The first thirty minutes of WALL-E include virtually no dialogue at all, as we follow WALL-E along his daily trash collecting routine, until he meets EVE.  Yet the amazing thing is that we feel for him.  His efforts to win over EVE are truly charming, and bring to mind silent Charlie Chaplin comedies.  As with all Pixar films, the animation is truly amazing, depicting the remains of a once-vibrant planet.  After a few minutes, I was so transfixed that I forgot I was watching an animated film.  After this long, haunting sequence, I admit that the shift to the cruise ship is a bit of a letdown.  Even the cruise ship has a great deal of humor, and lovely sequences, such as WALL-E and EVE dancing through space while captivated humans, who haven’t danced in centuries, look on in amazement. 

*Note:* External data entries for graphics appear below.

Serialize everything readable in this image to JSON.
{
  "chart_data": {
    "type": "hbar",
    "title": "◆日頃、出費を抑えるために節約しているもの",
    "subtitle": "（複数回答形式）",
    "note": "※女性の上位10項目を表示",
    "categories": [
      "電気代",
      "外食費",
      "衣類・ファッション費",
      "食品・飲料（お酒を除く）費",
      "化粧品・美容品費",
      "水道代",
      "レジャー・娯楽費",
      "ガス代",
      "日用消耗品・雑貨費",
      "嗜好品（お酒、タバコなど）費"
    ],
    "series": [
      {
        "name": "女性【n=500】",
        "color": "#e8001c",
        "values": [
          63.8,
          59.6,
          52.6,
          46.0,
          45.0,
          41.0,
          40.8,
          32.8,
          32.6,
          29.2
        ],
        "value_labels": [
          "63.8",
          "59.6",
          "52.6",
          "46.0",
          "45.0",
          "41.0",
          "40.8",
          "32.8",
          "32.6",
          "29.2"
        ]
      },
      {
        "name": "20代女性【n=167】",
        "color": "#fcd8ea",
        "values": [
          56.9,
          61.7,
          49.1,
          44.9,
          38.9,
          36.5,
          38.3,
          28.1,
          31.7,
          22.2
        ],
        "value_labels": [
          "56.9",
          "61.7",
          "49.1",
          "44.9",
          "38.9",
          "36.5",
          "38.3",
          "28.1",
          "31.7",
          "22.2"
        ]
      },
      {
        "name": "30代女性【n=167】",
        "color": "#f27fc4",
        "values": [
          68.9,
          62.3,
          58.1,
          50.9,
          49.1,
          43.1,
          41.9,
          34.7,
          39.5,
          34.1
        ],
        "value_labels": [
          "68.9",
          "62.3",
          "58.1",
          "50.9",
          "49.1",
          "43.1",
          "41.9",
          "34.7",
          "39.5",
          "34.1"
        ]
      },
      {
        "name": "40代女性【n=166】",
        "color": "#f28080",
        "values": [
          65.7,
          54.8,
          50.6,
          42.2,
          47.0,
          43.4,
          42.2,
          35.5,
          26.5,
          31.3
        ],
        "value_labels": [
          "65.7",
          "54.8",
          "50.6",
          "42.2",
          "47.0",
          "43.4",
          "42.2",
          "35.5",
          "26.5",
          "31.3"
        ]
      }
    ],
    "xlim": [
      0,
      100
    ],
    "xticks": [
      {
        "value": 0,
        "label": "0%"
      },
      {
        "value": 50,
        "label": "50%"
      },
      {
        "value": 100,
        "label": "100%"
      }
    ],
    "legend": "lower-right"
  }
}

For all its animated wizardry with robots, WALL-E works so well because it is grounded.  Unlike the other summer superheroes, WALL-E doesn’t seek to work miracles or defeat evil empires or find that he possesses superhuman powers.  He just wants to connect to another like himself.  He finds that the amazing power of touch, as Jesus did.  EVE, as her Biblical name implies, is the mother of a new Earth, finding life, bringing people back home. 

WALL-E is certainly a big risk for Pixar.  At the same time it is simple, yet profound, touching, yet prophetic.  It is cognizant of present issues, from the environment to rampant consumerism (the universe seems to be run by a conglomerate called BNL, standing for “Big and Large”), to obesity, to alienation.  Yet there is a timeless quality about WALL-E, as with the Chaplin classics, 2001, ET, and other films to which it is being compared.  Writer-director Andrew Stanton (Finding Nemo) and the entire creative Pixar team, has given us a modern-day classic.  I think it will be enjoyed and discussed for years to come.

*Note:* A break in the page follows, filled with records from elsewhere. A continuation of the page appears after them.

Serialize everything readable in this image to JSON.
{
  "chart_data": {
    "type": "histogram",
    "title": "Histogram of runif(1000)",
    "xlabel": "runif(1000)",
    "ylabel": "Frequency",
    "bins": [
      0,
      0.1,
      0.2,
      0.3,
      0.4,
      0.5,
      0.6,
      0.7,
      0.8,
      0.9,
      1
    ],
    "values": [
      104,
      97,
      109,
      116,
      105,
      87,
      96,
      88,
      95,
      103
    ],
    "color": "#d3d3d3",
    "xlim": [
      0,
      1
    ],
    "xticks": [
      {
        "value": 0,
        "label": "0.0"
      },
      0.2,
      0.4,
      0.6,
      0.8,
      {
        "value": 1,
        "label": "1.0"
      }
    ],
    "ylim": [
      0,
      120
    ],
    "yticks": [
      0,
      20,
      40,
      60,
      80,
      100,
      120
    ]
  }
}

I hope you all see it and are as captivated by it as I was.  I know I’ll be back to see it again soon.

Tom Condon, OP

editor's note:

"WALL-E" is preceded by a delicious animated short, "Presto," a five-minute gem about a magician and his rebellious rabbit, also from Pixar.


WALL-E is an acronym for Waste Allocation Load Lifter Earth-Class.










For viewers of any age, this is an instant classic.

The USCCB Office for Film & Broadcasting classification is A-I -- general patronage.
The Motion Picture Association of America rating is G -- general audiences. All ages admitted.